AVFP Security- Lockdown VFP file extensions

Topics: Developer Forum
Developer
Nov 5, 2013 at 2:25 PM
I doubt AVFP has any need to call VFP files from browser. If not, then maybe it'll be better to lock down these files in IIS.

If you are running .net framework ver 4.0, then I propose we change the web.config in our AVFP application 'root' as follows
  <system.webServer>


    <!-- The all VFP file Extensions  i.e. .prg .fxp etc need to be disabled from being called from browser 
         The following will work in non-debug mode only.

     Also, to force the ajax calls to work.. we are setting the Access-Control-allow-origin setting to least security level.. Pending.. cor
      -->                   
    <security>
        <requestFiltering>
            <fileExtensions>
                <add fileExtension=".prg" allowed="false" />
        <add fileExtension=".fxp" allowed="false" />
        <add fileExtension=".bak" allowed="false" />
        <add fileExtension=".cdx" allowed="false" />
        <add fileExtension=".dbc" allowed="false" />
        <add fileExtension=".dbf" allowed="false" />
        <add fileExtension=".dll" allowed="false" />
        <add fileExtension=".ocx" allowed="false" />
        <add fileExtension=".pjt" allowed="false" />
        <add fileExtension=".pjx" allowed="false" />
        <add fileExtension=".tbk" allowed="false" />
        <add fileExtension=".vct" allowed="false" />
        <add fileExtension=".vcx" allowed="false" />
        <add fileExtension=".dcx" allowed="false" />
        <add fileExtension=".err" allowed="false" />
        <add fileExtension=".exe" allowed="false" />
        <add fileExtension=".fky" allowed="false" />
        <add fileExtension=".fll" allowed="false" />
        <add fileExtension=".fmt" allowed="false" />
        <add fileExtension=".fpt" allowed="false" />
        <add fileExtension=".frx" allowed="false" />
        <add fileExtension=".idx" allowed="false" />
        <add fileExtension=".dct" allowed="false" />
        <add fileExtension=".app" allowed="false" />

            </fileExtensions>
        </requestFiltering>
    </security>
     <httpProtocol>
          <customHeaders>
              <add name="Access-Control-Allow-Origin" value="*" />
          </customHeaders>
     </httpProtocol>
  </system.webServer>
Anyone see problems with this?
Developer
Nov 5, 2013 at 2:48 PM
Also, if you are implementing debug in ver 6.03 as per my previous email then..

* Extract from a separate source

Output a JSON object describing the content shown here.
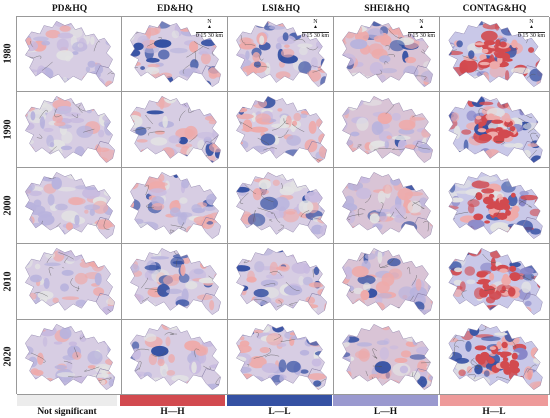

then change the config file for windows authentication and set-up folder permissions as per your requirements.
 <system.web>
    <authentication mode="Windows" />
  </system.web>
Coordinator
Nov 5, 2013 at 9:44 PM
I thought those types of files were in folders inaccessible to a web browser?

Could you give an example URL to the demo site where you can call or bring up one of these files in a browser?
Developer
Nov 6, 2013 at 12:16 AM
Hi Claudefox,

You are correct. We do not have these files accessible in ver 6.03.

However, I was just trying to addrress security issues in Avfp which came up during my QA. I've handled them little differently in my version which is not relevant in AVFP 6.03. However, my intension was to give AVFP developers some food for thought on hiddenSegments,fileExtensions etc before they release apps into production.

Regarding the URL.

Try this, which is our demo site in codeplex . I've used a simple file ( just to let you know I had no dire intentions), but this could easily have been a more nasty VFP file.

Disgruntled ex-employees have been know to do worse.
Coordinator
Nov 6, 2013 at 3:20 PM
Thanks. It's not much of an exploit though since you can easily change the Upload directory (which goes to /Temp I believe) to something you can't view.
Developer
Nov 7, 2013 at 3:47 PM
Yep, it's not a big deal to handle but easy to overlook.

It took me much longer to figure it out. I normally delete these files within 4 minutes. That short period was enough to move permanently into another folder. Lucky this was just testing otherwise could have been nasty indeed.

Having sample fileExtensions/hiddensegments in web.config would provide a hint to developers to pay attention to these details too, I would think.